Implications of Recent Protests in Iraq Against Iran’s Presence

On Sunday Iraqi protesters stormed the Iranian regime’s Consulate in the southern Iraq after the regime’s proxies assassinated Jawad al-WazniWritten by
Mohammad Sadat Khansari

On Sunday Iraqi protesters stormed the Iranian regime’s Consulate in the southern Iraq after the regime’s proxies assassinated Jawad al-Wazni
On Sunday Iraqi protesters stormed the Iranian regime’s Consulate in the southern Iraqi city of Karbala. This incident happened after the Iranian regime’s proxy groups assassinated a prominent activist, Jawad al-Wazni.

This development again showed how Iran’s terrorism and malign activities had destroyed the lives of Iranians and all the people in the region. It also underlines the fact that the mullahs’ regime is a threat to global peace and security.

Protests swept Iraq in October 2019, with people targeting the Iranian regime’s destructive presence in Iraq.

The regime has always described Iraq, Syria, and Lebanon, particularly Iraq, with its overwhelming Shiite majority, as its strategic depth. Therefore, protests in Iraq are a major blow to the regime’s strategic depth. It is safe to say that After 18 years of trying to occupy Iraq through brutal measures and using terrorist proxy groups, the Iranian regime’s strategic depth is one step away from collapsing.

 

Recent protests in Iraq against the regime’s malign activities once again necessitates a global action against the regime’s terrorism which is not limited to the country’s in the Middle East.

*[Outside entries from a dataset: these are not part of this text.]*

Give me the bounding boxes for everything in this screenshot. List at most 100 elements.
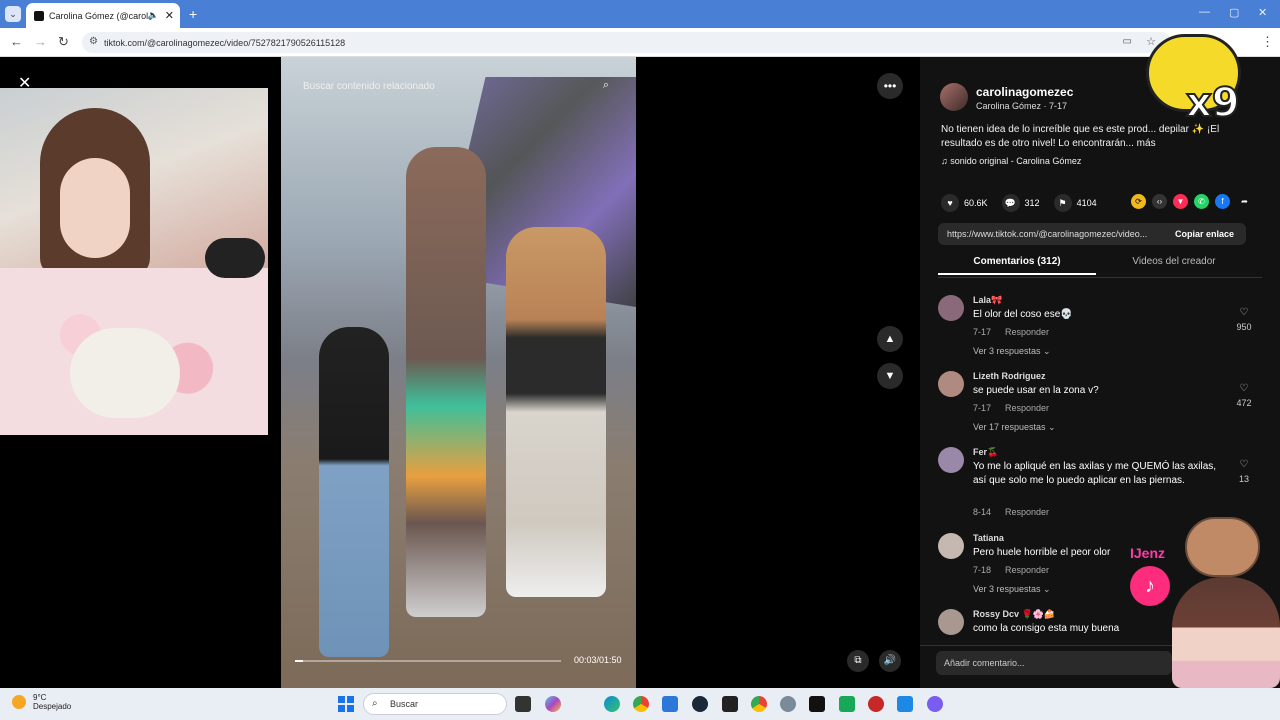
comment-like-icon[interactable]: ♡	[1234, 459, 1254, 470]
previous-video-icon[interactable]: ▲	[877, 326, 903, 352]
floating-player-icon[interactable]: ⧉	[847, 650, 869, 672]
chrome-dev-icon[interactable]	[751, 696, 767, 712]
edge-icon[interactable]	[604, 696, 620, 712]
copilot-icon[interactable]	[545, 696, 561, 712]
copy-link-button[interactable]: Copiar enlace	[1175, 229, 1234, 239]
related-search-input[interactable]: Buscar contenido relacionado	[303, 81, 435, 92]
related-search-bar[interactable]: Buscar contenido relacionado ⌕	[293, 75, 623, 97]
comment-username[interactable]: Tatiana	[973, 533, 1004, 543]
comment-avatar[interactable]	[938, 533, 964, 559]
url-text: tiktok.com/@carolinagomezec/video/752782…	[104, 37, 346, 48]
search-icon[interactable]: ⌕	[603, 79, 609, 92]
site-info-icon[interactable]: ⚙	[89, 36, 98, 47]
volume-icon[interactable]: 🔊	[879, 650, 901, 672]
reply-button[interactable]: Responder	[1005, 403, 1049, 413]
task-view-icon[interactable]	[515, 696, 531, 712]
comment-date: 7-17	[973, 327, 992, 337]
comment-like-count: 950	[1236, 322, 1252, 332]
heart-icon: ♥	[941, 194, 959, 212]
post-sound[interactable]: ♫ sonido original - Carolina Gómez	[941, 156, 1081, 166]
window-close-icon[interactable]: ✕	[1258, 6, 1267, 19]
speaker-icon[interactable]: 🔈	[148, 10, 159, 21]
video-progress-bar[interactable]	[295, 660, 561, 662]
windows-start-icon[interactable]	[338, 696, 354, 712]
back-icon[interactable]: ←	[10, 34, 23, 49]
whatsapp-icon[interactable]: ✆	[1194, 194, 1209, 209]
embed-icon[interactable]: ‹›	[1152, 194, 1167, 209]
reply-button[interactable]: Responder	[1005, 565, 1049, 575]
share-arrow-icon[interactable]: ➦	[1237, 194, 1252, 209]
app-green-icon[interactable]	[839, 696, 855, 712]
video-person-right	[506, 227, 606, 597]
weather-widget[interactable]: 9°C Despejado	[12, 693, 71, 711]
comment-username[interactable]: Lizeth Rodriguez	[973, 371, 1046, 381]
chrome-icon[interactable]	[633, 696, 649, 712]
search-icon: ⌕	[372, 698, 378, 709]
creator-username[interactable]: carolinagomezec	[976, 85, 1073, 99]
creator-avatar[interactable]	[940, 83, 968, 111]
tab-creator-videos[interactable]: Videos del creador	[1098, 256, 1250, 267]
comment-item: Fer🍒 Yo me lo apliqué en las axilas y me…	[938, 447, 1258, 523]
video-person-left	[319, 327, 389, 657]
comment-item: Lala🎀 El olor del coso ese💀 7-17 Responde…	[938, 295, 1258, 363]
taskbar-search[interactable]: ⌕ Buscar	[363, 693, 507, 715]
post-description: No tienen idea de lo increíble que es es…	[941, 124, 1220, 149]
comment-avatar[interactable]	[938, 295, 964, 321]
url-field[interactable]: ⚙ tiktok.com/@carolinagomezec/video/7527…	[82, 32, 1172, 53]
comment-avatar[interactable]	[938, 447, 964, 473]
browser-menu-icon[interactable]: ⋮	[1261, 34, 1274, 50]
comment-button[interactable]: 💬 312	[1001, 194, 1040, 212]
cast-icon[interactable]: ▭	[1123, 36, 1132, 47]
browser-tab[interactable]: Carolina Gómez (@carolina 🔈 ✕	[26, 3, 180, 28]
facebook-icon[interactable]: f	[1215, 194, 1230, 209]
webcam-person-face	[60, 158, 130, 258]
epic-games-icon[interactable]	[809, 696, 825, 712]
steam-icon[interactable]	[692, 696, 708, 712]
save-button[interactable]: ⚑ 4104	[1053, 194, 1097, 212]
comment-like-icon[interactable]: ♡	[1234, 307, 1254, 318]
comment-username[interactable]: Lala🎀	[973, 295, 1002, 306]
new-tab-button[interactable]: +	[189, 6, 197, 22]
app-red-icon[interactable]	[868, 696, 884, 712]
more-options-icon[interactable]: •••	[877, 73, 903, 99]
terminal-icon[interactable]	[722, 696, 738, 712]
comment-date: 8-14	[973, 507, 992, 517]
view-replies-button[interactable]: Ver 17 respuestas ⌄	[973, 422, 1056, 433]
maximize-icon[interactable]: ▢	[1229, 6, 1239, 19]
forward-icon[interactable]: →	[34, 34, 47, 49]
discord-icon[interactable]	[927, 696, 943, 712]
reload-icon[interactable]: ↻	[58, 34, 69, 50]
view-replies-button[interactable]: Ver 3 respuestas ⌄	[973, 346, 1051, 357]
comment-avatar[interactable]	[938, 371, 964, 397]
tab-close-button[interactable]: ✕	[165, 9, 174, 22]
reply-button[interactable]: Responder	[1005, 327, 1049, 337]
like-button[interactable]: ♥ 60.6K	[941, 194, 988, 212]
repost-icon[interactable]: ⟳	[1131, 194, 1146, 209]
webcam-microphone	[205, 238, 265, 278]
send-friend-icon[interactable]: ▼	[1173, 194, 1188, 209]
view-replies-button[interactable]: Ver 3 respuestas ⌄	[973, 584, 1051, 595]
minimize-icon[interactable]: —	[1199, 6, 1210, 18]
comment-like-icon[interactable]: ♡	[1234, 383, 1254, 394]
photos-icon[interactable]	[897, 696, 913, 712]
tab-search-menu-button[interactable]: ⌄	[5, 6, 21, 22]
video-player[interactable]: Buscar contenido relacionado ⌕ 00:03/01:…	[281, 57, 636, 688]
next-video-icon[interactable]: ▼	[877, 363, 903, 389]
sun-icon	[12, 695, 26, 709]
comment-avatar[interactable]	[938, 609, 964, 635]
comment-icon: 💬	[1001, 194, 1020, 212]
comment-username[interactable]: Rossy Dcv 🌹🌸🍰	[973, 609, 1055, 620]
comment-username[interactable]: Fer🍒	[973, 447, 998, 458]
store-icon[interactable]	[662, 696, 678, 712]
video-person-center	[406, 147, 486, 617]
tiktok-video-page: ✕ Buscar contenido relacionado ⌕ 00:03/0…	[0, 34, 1280, 688]
tiktok-logo-icon: ♪	[1130, 566, 1170, 606]
post-link-text[interactable]: https://www.tiktok.com/@carolinagomezec/…	[947, 229, 1147, 239]
bookmark-icon: ⚑	[1053, 194, 1072, 212]
reply-button[interactable]: Responder	[1005, 507, 1049, 517]
comment-date: 7-17	[973, 403, 992, 413]
settings-icon[interactable]	[780, 696, 796, 712]
engagement-stats: ♥ 60.6K 💬 312 ⚑ 4104	[941, 194, 1111, 212]
panel-tabs: Comentarios (312) Videos del creador	[938, 256, 1262, 278]
tab-comments[interactable]: Comentarios (312)	[938, 256, 1096, 275]
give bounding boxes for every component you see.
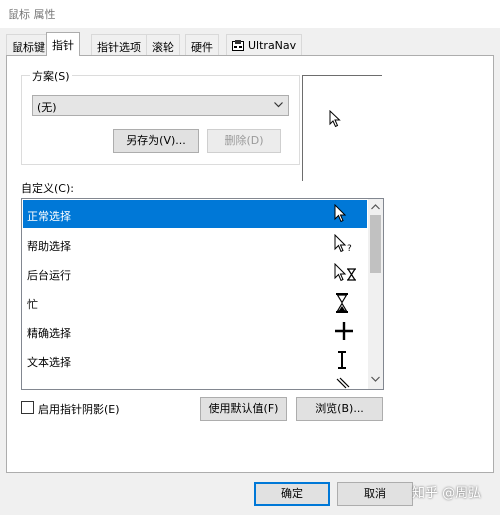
browse-button[interactable]: 浏览(B)... (296, 397, 383, 421)
working-in-background-cursor-icon (334, 263, 356, 282)
delete-button[interactable]: 删除(D) (207, 129, 281, 153)
list-item-label: 文本选择 (27, 356, 71, 369)
window-title: 鼠标 属性 (8, 8, 56, 21)
text-ibeam-cursor-icon (338, 351, 346, 369)
ok-button[interactable]: 确定 (254, 482, 330, 506)
arrow-cursor-icon (329, 110, 341, 128)
pointer-shadow-checkbox[interactable] (21, 401, 34, 414)
list-item-label: 正常选择 (27, 210, 71, 223)
scroll-up-arrow-icon[interactable] (371, 204, 380, 210)
tab-label: 鼠标键 (12, 41, 45, 54)
save-as-button[interactable]: 另存为(V)... (113, 129, 199, 153)
title-bar: 鼠标 属性 (0, 0, 500, 28)
tab-pointer-options[interactable]: 指针选项 (91, 34, 147, 55)
vertical-scrollbar[interactable] (368, 199, 383, 389)
list-item-label: 忙 (27, 298, 38, 311)
list-item[interactable]: 忙 (23, 288, 367, 316)
crosshair-cursor-icon (335, 322, 353, 340)
tab-wheel[interactable]: 滚轮 (146, 34, 180, 55)
tab-mouse-buttons[interactable]: 鼠标键 (6, 34, 51, 55)
scheme-selected-value: (无) (37, 101, 57, 114)
tab-ultranav[interactable]: UltraNav (226, 34, 303, 55)
tab-hardware[interactable]: 硬件 (185, 34, 219, 55)
scroll-down-arrow-icon[interactable] (371, 376, 380, 382)
watermark: 知乎 @周弘 (412, 486, 482, 501)
cancel-button[interactable]: 取消 (337, 482, 413, 506)
scheme-dropdown[interactable]: (无) (32, 95, 289, 116)
help-cursor-icon: ? (334, 234, 352, 254)
tab-pointers[interactable]: 指针 (46, 32, 80, 56)
list-item-label: 后台运行 (27, 269, 71, 282)
list-item[interactable]: 精确选择 (23, 317, 367, 345)
busy-hourglass-cursor-icon (336, 293, 348, 313)
scheme-group-label: 方案(S) (30, 68, 72, 84)
pointer-shadow-label: 启用指针阴影(E) (38, 403, 120, 416)
customize-label: 自定义(C): (21, 182, 74, 195)
list-item[interactable] (23, 375, 367, 389)
cursor-preview (302, 75, 382, 181)
list-item[interactable]: 文本选择 (23, 346, 367, 374)
tab-label: 硬件 (191, 41, 213, 54)
scheme-group: 方案(S) (无) 另存为(V)... 删除(D) (21, 68, 300, 165)
scrollbar-thumb[interactable] (370, 215, 381, 273)
arrow-cursor-icon (334, 204, 347, 223)
svg-text:?: ? (347, 244, 352, 254)
list-item[interactable]: 正常选择 (23, 200, 367, 228)
pointers-panel: 方案(S) (无) 另存为(V)... 删除(D) 自定义(C): 正常选择 帮… (6, 55, 494, 473)
tab-label: UltraNav (248, 39, 297, 52)
handwriting-cursor-icon (336, 377, 350, 389)
list-item-label: 精确选择 (27, 327, 71, 340)
ultranav-icon (232, 40, 244, 51)
cursor-list[interactable]: 正常选择 帮助选择 ? 后台运行 忙 精确选择 文本选择 (21, 198, 384, 390)
chevron-down-icon (274, 102, 283, 108)
tab-label: 滚轮 (152, 41, 174, 54)
tab-label: 指针 (52, 39, 74, 52)
list-item[interactable]: 后台运行 (23, 259, 367, 287)
list-item[interactable]: 帮助选择 ? (23, 230, 367, 258)
tab-label: 指针选项 (97, 41, 141, 54)
list-item-label: 帮助选择 (27, 240, 71, 253)
use-default-button[interactable]: 使用默认值(F) (200, 397, 287, 421)
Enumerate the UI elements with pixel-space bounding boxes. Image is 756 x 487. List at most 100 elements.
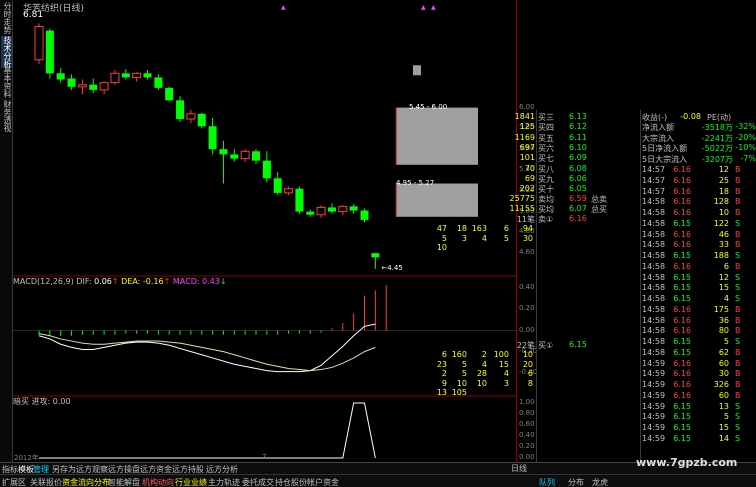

In February 2021, a court in Belgium sentenced Iran’s diplomat-terrorist, Assadollah Assadi, to 20 years in prison. Assadi had used its diplomatic cover to transfer explosives from Iran to Belgium and attempt to bomb the opposition’s rally in France in 2018. Assadi’s arrest and his trial once again underlined that the regime’s embassies are acting as emissaries of terror.

This fact was recently confirmed by the regime’s Foreign Minister Mohammad Javad Zarif in a leaked audiotape. Zarif explicitly admitted that the diplomats he oversaw, including ambassadors to Iraq and Syria, were drawn from within the Revolutionary Guards (IRGC) ranks and the Foreign Ministry and the regime’s embassies have a “security” structure.

On November 15, 2019, the National Council of Resistance of Iran (NCRI) revealed how the Iranian regime’s ambassador to Iraq, Iraj Masjedi, acted as the secret governor of Iraq.

“It is clear that the Iranian regime’s ambassador to Iraq, Iraj Masjedi, is Khamenei’s secret governor of Iraq. And as a top Quds Force commander, he is clearly the regime’s most important person in Iraq. Together, these positions provide him with both the authority and the diplomatic cover to order his agents to massacre the people of Iraq when their public demonstrations present a challenge to Iran’s influence,” the NCRI’s report reads.

Ongoing protests in Iraq and Iran, flip sides of a coin
Protests in Iraq against the regime’s meddling are also coinciding with ongoing and intensifying protests in Iran. People from all walks of life stage protests across Iran, chant slogans against the regime’s corruption and wrong policies that have resulted in people’s poverty. Iranian people have been heard chanting “let go of Syria, think of us,” criticizing the regime’s export of terrorism.

Now, as more evidence of the regime’s terrorism come to light, with the popular demand in Iran and other nations suffering from the mullahs’ terrorism, the international community must increase pressure on the regime to end its terrorist activities.